Cheeseburger Soup

This cheeseburger soup is dairy-free but tastes like it is made with traditional cheese. It's also Whole30 and Paleo compatible.



  • 1 lb. ground beef
  • 12oz bacon, roughly chopped
  • 1 medium yellow onion, small dice
  • 3 carrots, peeled and sliced into 1/4-inch-thick rounds
  • 2 celery stalks, cut into 1/2-inch pieces
  • 3 medium sweet potatoes, sliced in half and diced into 1-inch pieces
  • 2 T minced basil
  • 4 C chicken broth
  • 2 tsp sea salt
  • 1 C nutritional yeast
  • 1 lemon, juiced
  • 1-13.5oz can coconut cream, solids only


  1. In a large pot on medium heat add the bacon and cook until it’s crispy, stirring it occasionally to prevent burning.

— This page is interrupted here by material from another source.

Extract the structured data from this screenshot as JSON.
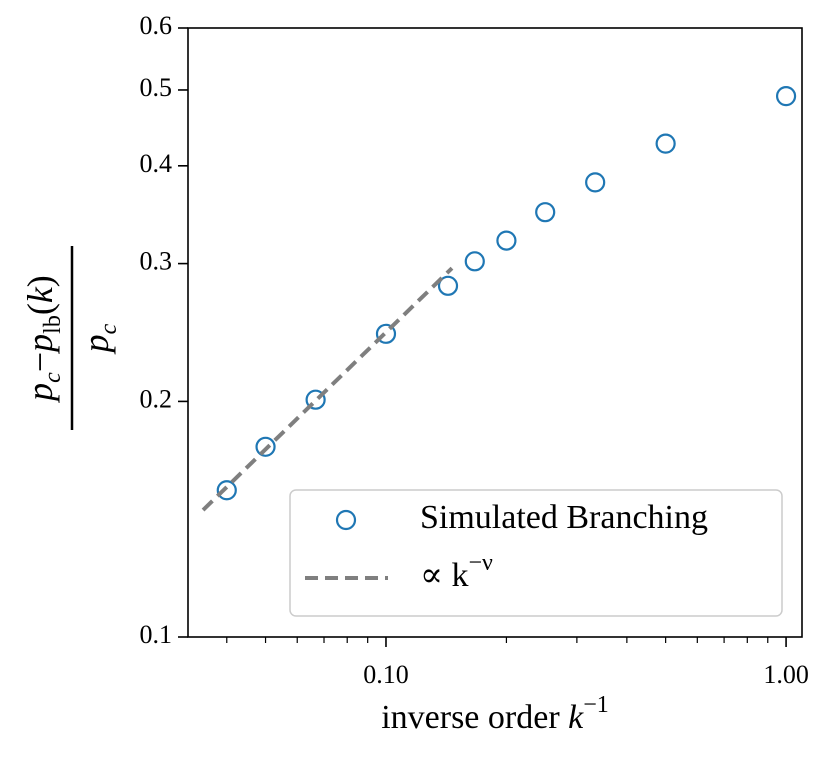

Use a slotted spoon to remove the bacon and set it aside. Drain the excess fat from the pan.
  2. Add the ground beef, onion, carrots, and celery to the pot. Break the beef up into small pieces and cook until it’s no longer pink.
  3. Continue cooking for about 10 more minutes, the vegetables should be soft. Remove the beef and vegetable mixture from the pan, draining any excess fat, and set aside.
  4. Add the sweet potatoes and chicken broth to the pot. Bring to a boil and continue cooking for 10-15 minutes. The potatoes should be fork-tender.
  5. Add the nutritional yeast, lemon juice, coconut cream solids, and sea salt. Use an immersion blender and blend until the mixture is smooth. If the mixture is too thick, add a little chicken broth at a time until it’s creamy.
  6. Turn the heat to low and add the beef/vegetable mixture and bacon back into the pot. Add the basil and bring the soup to a boil, stirring occasionally. Once it’s boiling, remove from the heat and serve.